Plus de deux ans déjà se sont écoulés depuis la parution de la fameuse directive européenne 2000/53/CE relative aux véhicules hors d'usage. La Commission a accordé aux Etats membres un délai de 18 mois pour la transposer dans la législation nationale. La date ultime du 21 avril 2002 est entre-temps expirée depuis belle lurette, mais la plupart des pays de l'UE, parmi lesquels la Belgique, n'ont pas encore terminé les arrêtés d'exécution nécessaires. La Commission les a tancé mais récolte en fin de compte ce qu'elle a semé avec son texte difficilement exécutable. Dans notre pays aussi, des problèmes se posent, en particulier en raison de l'approche bureaucratique des Services fédéraux de l'Environnement, qui suscite une vive inquiétude chez les constructeurs automobiles.

La transposition de la Directive 2000/53 dans la législation fédérale ...

La directive 2000/53/CE réglemente des aspects variés du recyclage de véhicules. Jusqu'à présent, l'attention portait principalement sur les obligations relatives aux véhicules hors d'usage, comme l'obligation de reprise gratuite, les objectifs futurs de recyclage et les conditions auxquelles doit satisfaire le traitement d'épaves de voitures. Ces matières sont liées à la législation sur les déchets et relèvent de la compétence des Régions. En Wallonie et à Bruxelles,la transposition de la directive est un fait. En Flandre, VLAREA existe depuis 5 ans déjà et son adaptation est actuellement en cours. Par ailleurs, la directive impose une série d'obligations qui se rapportent au développement de nouveaux véhicules et à la publicité qui en est faite.

Ces obligations peuvent être groupées sous le dénominateur commun 'prévention' et relèvent de la compétence du gouvernement fédéral. Ainsi, une voiture ne pourra plus contenir de métaux lourds à partir du 1er juillet 2003, à l'exception d'une liste limitée d'applications bien précises pour lesquelles il n'existe pas d'alternatives à court terme. En outre, les constructeurs et leurs sous-traitants devront marquer d'un code standardisé les pièces et matériaux se prêtant à la réutilisation et à la valorisation. Enfin, la Commission (DG ENTR) travaille à une nouvelle directive homologation qui fera partie de l'agréation européenne par type.
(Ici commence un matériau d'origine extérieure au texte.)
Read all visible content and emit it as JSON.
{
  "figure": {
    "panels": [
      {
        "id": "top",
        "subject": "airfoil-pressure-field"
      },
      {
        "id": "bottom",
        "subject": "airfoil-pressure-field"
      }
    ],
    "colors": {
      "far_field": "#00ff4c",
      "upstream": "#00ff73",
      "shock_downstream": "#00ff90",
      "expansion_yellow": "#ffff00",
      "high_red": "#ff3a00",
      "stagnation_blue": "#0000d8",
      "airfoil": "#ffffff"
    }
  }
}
Avant de lancer sur le marché une voiture ou une camionnette, le constructeur devra prouver qu'au minimum 85% de leur poids est réutilisable ou recyclable et que 95% est valorisable.

 

...requiert une montagne administrative, liée à des sanctions excessives ...

Les Services fédéraux de l'Environnement ont préparé un Arrêté Royal qui transpose en droit belge les articles de la directive se rapportant à la prévention et les ont repris dans le cadre de la loi sur les normes relatives aux produits. FEBIAC et ses membres ont pris connaissance de ce texte avec une vive inquiétude. Quel est le problème? La directive prévoit en termes très vagues que les Etats membres encourageront les constructeurs automobiles et leurs sous-traitants à réduire l'utilisation de matières dangereuses dans les véhicules, à faciliter le recyclage ultérieur de l'épave et à faire davantage appel à des matériaux recyclés. Ceci n'est rien d'autre que le concept du 'Design for Recycling', dont il avait déjà été abondamment question dans le précédent numéro de FEBIAC Info.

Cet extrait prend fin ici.